# For LinnCurrie or anyone else for that matter



## davebeech (Feb 11, 2006)

is that a Hoochy-cat I can see there, don't let Linn see it, or else we'll be having an update on those darn kittens ( I'll be wanting one at this rate )


----------



## Thor0918 (Feb 28, 2008)

I love it!! Does he always hide?


----------



## TheHooch (May 9, 2007)

Thor0918 said:


> I love it!! Does he always hide?


No that is the reason I knew he was missing he is generally on my computr trying to get attention or in Cindy's lap when she is watching TV. That cat is just like River thinks someone's hands should be on it 24/7 if that is what he chooses. LOL

Dave I was looking for a kitte update thinking she would post pictures if I did.


----------



## Fransheska (Mar 9, 2008)

my cat loves boxes 2! we got them a cat tree that goes all the way to the ceiling, they never touched it.. but the box it came in was an instant hit.. lol


----------



## davebeech (Feb 11, 2006)

TheHooch said:


> No that is the reason I knew he was missing he is generally on my computr trying to get attention or in Cindy's lap when she is watching TV. That cat is just like River thinks someone's hands should be on it 24/7 if that is what he chooses. LOL
> 
> Dave I was looking for a kitte update thinking she would post pictures if I did.
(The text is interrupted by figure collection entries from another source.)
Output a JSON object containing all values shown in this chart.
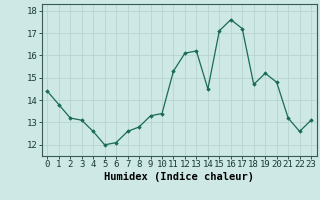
{
  "x": [
    0,
    1,
    2,
    3,
    4,
    5,
    6,
    7,
    8,
    9,
    10,
    11,
    12,
    13,
    14,
    15,
    16,
    17,
    18,
    19,
    20,
    21,
    22,
    23
  ],
  "y": [
    14.4,
    13.8,
    13.2,
    13.1,
    12.6,
    12.0,
    12.1,
    12.6,
    12.8,
    13.3,
    13.4,
    15.3,
    16.1,
    16.2,
    14.5,
    17.1,
    17.6,
    17.2,
    14.7,
    15.2,
    14.8,
    13.2,
    12.6,
    13.1
  ],
  "line_color": "#1a6b5a",
  "marker": "D",
  "marker_size": 1.8,
  "bg_color": "#cde8e5",
  "grid_color_major": "#b8d4d0",
  "grid_color_minor": "#d4e8e5",
  "xlabel": "Humidex (Indice chaleur)",
  "xlabel_fontsize": 7.5,
  "tick_fontsize": 6.5,
  "ylim": [
    11.5,
    18.3
  ],
  "xlim": [
    -0.5,
    23.5
  ],
  "yticks": [
    12,
    13,
    14,
    15,
    16,
    17,
    18
  ],
  "xtick_labels": [
    "0",
    "1",
    "2",
    "3",
    "4",
    "5",
    "6",
    "7",
    "8",
    "9",
    "10",
    "11",
    "12",
    "13",
    "14",
    "15",
    "16",
    "17",
    "18",
    "19",
    "20",
    "21",
    "22",
    "23"
  ]
}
tell you what Hooch, I'm not really into cats that much, but I love the pics Linn posts of hers...............................darn cats !!!! and I bet Chester is a real character too.


----------



## Thor0918 (Feb 28, 2008)

I see, my cat, Lucky is the same way, also when she wants to. She thinks she's a dog. We actually put her on a leash to come out side with us when Ciggy is out. She wants to be where we are. It's sort of funny.


----------



## linncurrie (Jan 25, 2008)

Oh those are classical pics!! Just SO typical cat - has to get into everything that lands in the house! :doh:

No new pics of the little kittens ... will probably do them later in the week as they will be 6 weeks old tomorrow. They are as cute as buttons right now and I just know that Hooch and Dave will fall even deeper in love with them <wink, wink >


----------



## linncurrie (Jan 25, 2008)

Specially for you Hooch, and for you Dave 

This is our Katie-Rose (Blue Bicolour) when she was five weeks old


----------



## paula bedard (Feb 5, 2008)

What a beautiful cat! Thanks for the looksee!!


----------



## PeggyK (Apr 16, 2005)

What beautiful cats!! They are both gorgeous.


----------



## Kzwicker (Aug 14, 2007)

What a beautiful kitty Hooch!! And Linn, very cute kitten!! I love cats


----------



## BeauShel (May 20, 2007)

Hooch, 
Chester is gorgeous. How come I didnt see him when I was at your house? Maybe it was better I didnt, he might have disappeared with me when I left. Love his name.


----------



## Jenny Wren (Feb 27, 2007)

Hey Hooch--is Chester the cat that showed up one day? Can't keep em straight... (old brain or something)...

Linn--be still my heart--its pumping with that picture...Awwww...


----------



## TheHooch (May 9, 2007)

WOW That is one gorgeous kitten.


----------



## Penny'smom (Mar 3, 2007)

Chester is so handsome. Don't you love it when they sleep upside down?

Beautiful cats both Hooch and Linn.


----------



## Hudson (May 18, 2005)

linncurrie said:


> Specially for you Hooch, and for you Dave
> 
> This is our Katie-Rose (Blue Bicolour) when she was five weeks old


Linn she is exquisite!


----------



## Hudson (May 18, 2005)

TheHooch said:


> Linn you have been wanting to see Chester again. UPS came to the house with my med supplies today. this box hadn;t hit the floor two minutes and this is what happened. We lost him an hour later and found him as he was in the second pic. LOL


Beautiful Hooch Cat, thanks for sharing 'the cat in the box'


----------



## TheHooch (May 9, 2007)

Yes he was the voliunteer. One of two that voluntered only he was declawed on all four feet which meant we thought he came from the neighborhood but no one claimed him. Carol he was laying around in the living room when you came. He is not much on company.


----------



## Debles (Sep 6, 2007)

Unfortunately I'm allergic to cats but they look gorgeous from afar! : )


----------